No — and this is the most expensive misunderstanding in trade right now. The Supreme Court explicitly left refund mechanics open. Refunds are importer-initiated through CBP's new CAPE system in the ACE Portal, and CBP has issued no paper checks since February 6, 2026 — you must enroll in ACH refunds first. Whether importers with finally-liquidated, never-protested entries get automatic refunds is on appeal at the Federal Circuit; roughly $175–200B was collected (Penn Wharton estimates ~$175–179B; SCOTUSblog cites over $200B), and CBP had processed about $35.46B in anticipated refunds plus interest by mid-May per its CAPE statistics.

What is the Section 122 tariff and when does it expire?

The administration replaced the IEEPA tariffs with a 10% global surcharge under Section 122 of the Trade Act of 1974 (HTSUS 9903.03.01), effective 12:01 a.m. February 24, 2026 — 10%, not the 15% some sources report, which is the statutory cap. Section 122 is limited to 150 days: it expires July 24, 2026 unless Congress extends it. It's also been ruled invalid by the Court of International Trade (May 7, 2026), but keeps being collected under a Federal Circuit administrative stay issued May 12.

I import consumer goods from Vietnam — what rate am I actually paying in July 2026, and what should I model for August?

Today you're stacking the base HTS rate, the 10% Section 122 surcharge, MPF/HMF, and any product-specific Section 232 duties. For August, model three scenarios: (1) Section 122 lapses July 24 with nothing final in its place — your surcharge drops away; (2) USTR finalizes the proposed Section 301 forced-labor tariffs (10% or 12.5% depending on country) as the durable replacement; (3) both briefly overlap or gap. USTR's stated aim is finalizing 301 remedies before the July 24 sunset — but as of July 3 they are proposals, not law.

Did the ruling bring back de minimis for my sub-$800 shipments?

No. The $800 de minimis exemption ended for all countries on August 29, 2025 under EO 14324, and even though that order cited IEEPA, CBP re-grounded the suspension on its own independent authority via interim final rules published June 24, 2026 — deliberately insulating it from the IEEPA litigation. A statutory repeal (from the July 2025 budget law) takes over on July 1, 2027 regardless. De minimis is gone and staying gone; a Federal Circuit challenge (Detroit Axle, argued June 26, 2026) is the last thread.

What are the three deadlines importers face this month?

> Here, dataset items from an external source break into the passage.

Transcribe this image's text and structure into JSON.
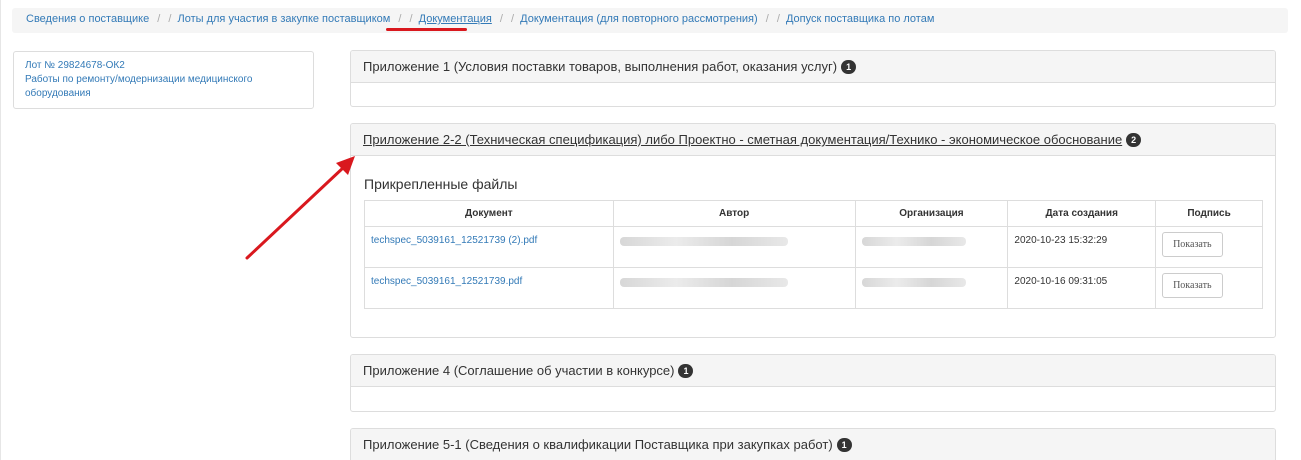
{
  "breadcrumb": {
    "items": [
      {
        "label": "Сведения о поставщике"
      },
      {
        "label": "Лоты для участия в закупке поставщиком"
      },
      {
        "label": "Документация"
      },
      {
        "label": "Документация (для повторного рассмотрения)"
      },
      {
        "label": "Допуск поставщика по лотам"
      }
    ],
    "separator": "/"
  },
  "lot": {
    "number": "Лот № 29824678-ОК2",
    "line1": "Работы по ремонту/модернизации медицинского",
    "line2": "оборудования"
  },
  "panels": [
    {
      "title": "Приложение 1 (Условия поставки товаров, выполнения работ, оказания услуг)",
      "count": "1"
    },
    {
      "title": "Приложение 2-2 (Техническая спецификация) либо Проектно - сметная документация/Технико - экономическое обоснование",
      "count": "2"
    },
    {
      "title": "Приложение 4 (Соглашение об участии в конкурсе)",
      "count": "1"
    },
    {
      "title": "Приложение 5-1 (Сведения о квалификации Поставщика при закупках работ)",
      "count": "1"
    }
  ],
  "files": {
    "title": "Прикрепленные файлы",
    "columns": [
      "Документ",
      "Автор",
      "Организация",
      "Дата создания",
      "Подпись"
    ],
    "rows": [
      {
        "document": "techspec_5039161_12521739 (2).pdf",
        "date": "2020-10-23 15:32:29",
        "button": "Показать"
      },
      {
        "document": "techspec_5039161_12521739.pdf",
        "date": "2020-10-16 09:31:05",
        "button": "Показать"
      }
    ]
  },
  "colors": {
    "link": "#337ab7",
    "annotation": "#d9181e",
    "badge": "#333333"
  }
}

July 6, 2026: comments close on USTR's proposed Section 301 forced-labor tariffs covering 60 economies (hearing July 7) — your last formal chance to shape the IEEPA replacement. July 24, 2026: Section 122's 150-day authority expires. Rolling: the 180-day protest deadline after liquidation for IEEPA refund claims that fall outside CAPE — every week of delay permanently forfeits another week of entries.

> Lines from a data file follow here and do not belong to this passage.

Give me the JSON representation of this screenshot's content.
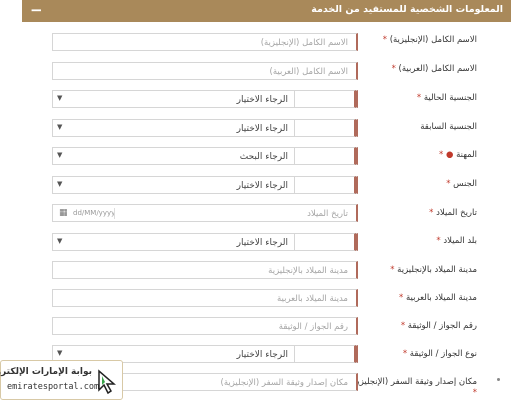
{
  "section": {
    "title": "المعلومات الشخصية للمستفيد من الخدمة",
    "collapse": "−"
  },
  "fields": [
    {
      "label": "الاسم الكامل (الإنجليزية)",
      "required": true,
      "type": "text",
      "placeholder": "الاسم الكامل (الإنجليزية)"
    },
    {
      "label": "الاسم الكامل (العربية)",
      "required": true,
      "type": "text",
      "placeholder": "الاسم الكامل (العربية)"
    },
    {
      "label": "الجنسية الحالية",
      "required": true,
      "type": "select",
      "value": "الرجاء الاختيار"
    },
    {
      "label": "الجنسية السابقة",
      "required": false,
      "type": "select",
      "value": "الرجاء الاختيار"
    },
    {
      "label": "المهنة",
      "required": true,
      "info": true,
      "type": "select",
      "value": "الرجاء البحث"
    },
    {
      "label": "الجنس",
      "required": true,
      "type": "select",
      "value": "الرجاء الاختيار"
    },
    {
      "label": "تاريخ الميلاد",
      "required": true,
      "type": "date",
      "placeholder": "تاريخ الميلاد",
      "format": "dd/MM/yyyy"
    },
    {
      "label": "بلد الميلاد",
      "required": true,
      "type": "select",
      "value": "الرجاء الاختيار"
    },
    {
      "label": "مدينة الميلاد بالإنجليزية",
      "required": true,
      "type": "text",
      "placeholder": "مدينة الميلاد بالإنجليزية"
    },
    {
      "label": "مدينة الميلاد بالعربية",
      "required": true,
      "type": "text",
      "placeholder": "مدينة الميلاد بالعربية"
    },
    {
      "label": "رقم الجواز / الوثيقة",
      "required": true,
      "type": "text",
      "placeholder": "رقم الجواز / الوثيقة"
    },
    {
      "label": "نوع الجواز / الوثيقة",
      "required": true,
      "type": "select",
      "value": "الرجاء الاختيار"
    },
    {
      "label": "مكان إصدار وثيقة السفر (الإنجليزية)",
      "required": true,
      "type": "text",
      "placeholder": "مكان إصدار وثيقة السفر (الإنجليزية)"
    }
  ],
  "watermark": {
    "arabic": "بوابة الإمارات الإلكترونية",
    "domain": "emiratesportal.com"
  },
  "colors": {
    "header": "#a9895a",
    "required": "#c0392b",
    "accent_border": "#b06a5b"
  }
}
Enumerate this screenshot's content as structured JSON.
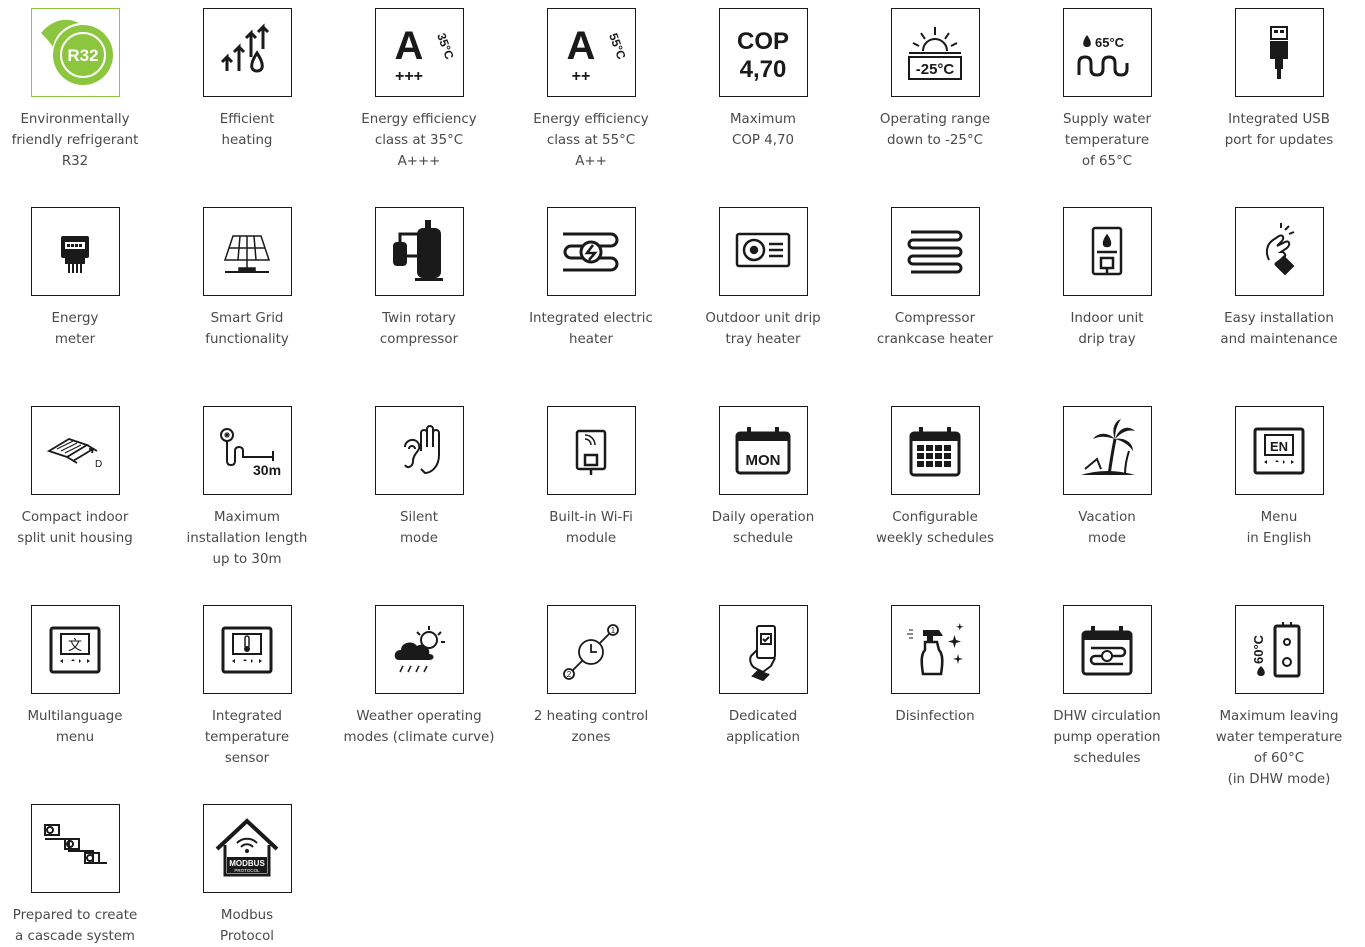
{
  "colors": {
    "icon": "#1a1a1a",
    "label": "#4a4a4a",
    "accent_green": "#8cc63f",
    "border": "#1a1a1a"
  },
  "features": [
    {
      "icon": "r32-refrigerant-icon",
      "label": "Environmentally\nfriendly refrigerant\nR32",
      "badge": "R32"
    },
    {
      "icon": "efficient-heating-icon",
      "label": "Efficient\nheating"
    },
    {
      "icon": "energy-class-35-icon",
      "label": "Energy efficiency\nclass at 35°C\nA+++",
      "badge_letter": "A",
      "badge_temp": "35°C",
      "badge_plus": "+++"
    },
    {
      "icon": "energy-class-55-icon",
      "label": "Energy efficiency\nclass at 55°C\nA++",
      "badge_letter": "A",
      "badge_temp": "55°C",
      "badge_plus": "++"
    },
    {
      "icon": "cop-icon",
      "label": "Maximum\nCOP 4,70",
      "badge_top": "COP",
      "badge_value": "4,70"
    },
    {
      "icon": "operating-range-icon",
      "label": "Operating range\ndown to -25°C",
      "badge": "-25°C"
    },
    {
      "icon": "supply-water-temp-icon",
      "label": "Supply water\ntemperature\nof 65°C",
      "badge": "65°C"
    },
    {
      "icon": "usb-port-icon",
      "label": "Integrated USB\nport for updates"
    },
    {
      "icon": "energy-meter-icon",
      "label": "Energy\nmeter"
    },
    {
      "icon": "smart-grid-icon",
      "label": "Smart Grid\nfunctionality"
    },
    {
      "icon": "twin-rotary-compressor-icon",
      "label": "Twin rotary\ncompressor"
    },
    {
      "icon": "electric-heater-icon",
      "label": "Integrated electric\nheater"
    },
    {
      "icon": "drip-tray-heater-icon",
      "label": "Outdoor unit drip\ntray heater"
    },
    {
      "icon": "crankcase-heater-icon",
      "label": "Compressor\ncrankcase heater"
    },
    {
      "icon": "indoor-drip-tray-icon",
      "label": "Indoor unit\ndrip tray"
    },
    {
      "icon": "easy-installation-icon",
      "label": "Easy installation\nand maintenance"
    },
    {
      "icon": "compact-housing-icon",
      "label": "Compact indoor\nsplit unit housing",
      "badge": "D"
    },
    {
      "icon": "installation-length-icon",
      "label": "Maximum\ninstallation length\nup to 30m",
      "badge": "30m"
    },
    {
      "icon": "silent-mode-icon",
      "label": "Silent\nmode"
    },
    {
      "icon": "wifi-module-icon",
      "label": "Built-in Wi-Fi\nmodule"
    },
    {
      "icon": "daily-schedule-icon",
      "label": "Daily operation\nschedule",
      "badge": "MON"
    },
    {
      "icon": "weekly-schedule-icon",
      "label": "Configurable\nweekly schedules"
    },
    {
      "icon": "vacation-mode-icon",
      "label": "Vacation\nmode"
    },
    {
      "icon": "menu-english-icon",
      "label": "Menu\nin English",
      "badge": "EN"
    },
    {
      "icon": "multilanguage-menu-icon",
      "label": "Multilanguage\nmenu",
      "badge": "文"
    },
    {
      "icon": "temperature-sensor-icon",
      "label": "Integrated\ntemperature\nsensor"
    },
    {
      "icon": "weather-curve-icon",
      "label": "Weather operating\nmodes (climate curve)"
    },
    {
      "icon": "heating-zones-icon",
      "label": "2 heating control\nzones",
      "badge_1": "1",
      "badge_2": "2"
    },
    {
      "icon": "mobile-app-icon",
      "label": "Dedicated\napplication"
    },
    {
      "icon": "disinfection-icon",
      "label": "Disinfection"
    },
    {
      "icon": "dhw-pump-schedule-icon",
      "label": "DHW circulation\npump operation\nschedules"
    },
    {
      "icon": "max-leaving-water-icon",
      "label": "Maximum leaving\nwater temperature\nof 60°C\n(in DHW mode)",
      "badge": "60°C"
    },
    {
      "icon": "cascade-system-icon",
      "label": "Prepared to create\na cascade system"
    },
    {
      "icon": "modbus-protocol-icon",
      "label": "Modbus\nProtocol",
      "badge_top": "MODBUS",
      "badge_bottom": "PROTOCOL"
    }
  ]
}
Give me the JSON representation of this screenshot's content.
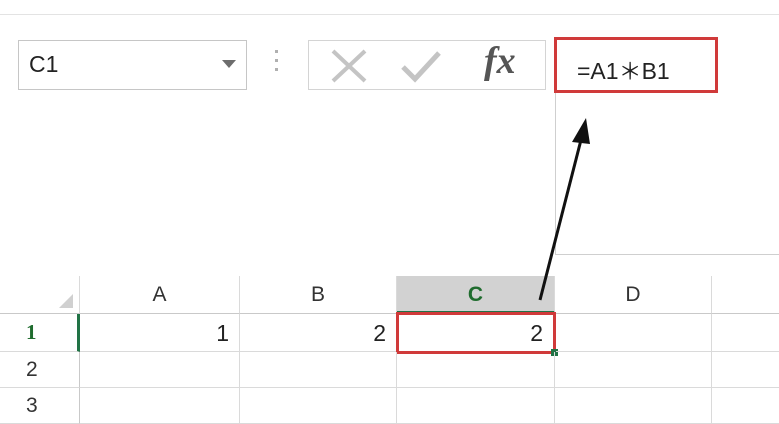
{
  "name_box": {
    "value": "C1"
  },
  "formula_bar": {
    "formula": "=A1＊B1",
    "fx_label": "fx"
  },
  "columns": [
    "A",
    "B",
    "C",
    "D"
  ],
  "selected_column": "C",
  "rows": [
    {
      "label": "1",
      "cells": [
        "1",
        "2",
        "2",
        ""
      ]
    },
    {
      "label": "2",
      "cells": [
        "",
        "",
        "",
        ""
      ]
    },
    {
      "label": "3",
      "cells": [
        "",
        "",
        "",
        ""
      ]
    }
  ],
  "colors": {
    "highlight_red": "#d03a3a",
    "excel_green": "#217346"
  },
  "icons": [
    "chevron-down-icon",
    "cancel-icon",
    "enter-check-icon",
    "fx-icon",
    "annotation-arrow-icon"
  ]
}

What does all this churn mean for my compliance software?

Three concrete demands: (1) landed-cost engines must compute the full stack — base HTS + MPF/HMF + Section 232 + Section 301 + the Chapter 99 Section 122 heading (9903.03.01) + AD/CVD — using the rate in force on the entry date, not the calculation date; (2) refund workflow: CAPE is a new ACE module with CSV/API filing, and vendors like Thomson Reuters ONESOURCE shipped support for assembling claims; (3) simulation: with rates changing monthly, tools like Flexport's free tariff simulator and GTM-suite scenario modules moved from nice-to-have to procurement criteria. Our pricing research covers what those capabilities cost.

What we don’t know yet (and refuse to pretend we do)

This page carries an update date because it will need updating. If a development above resolves, we revise the page and change the dateModified — that’s the whole point of a dated explainer.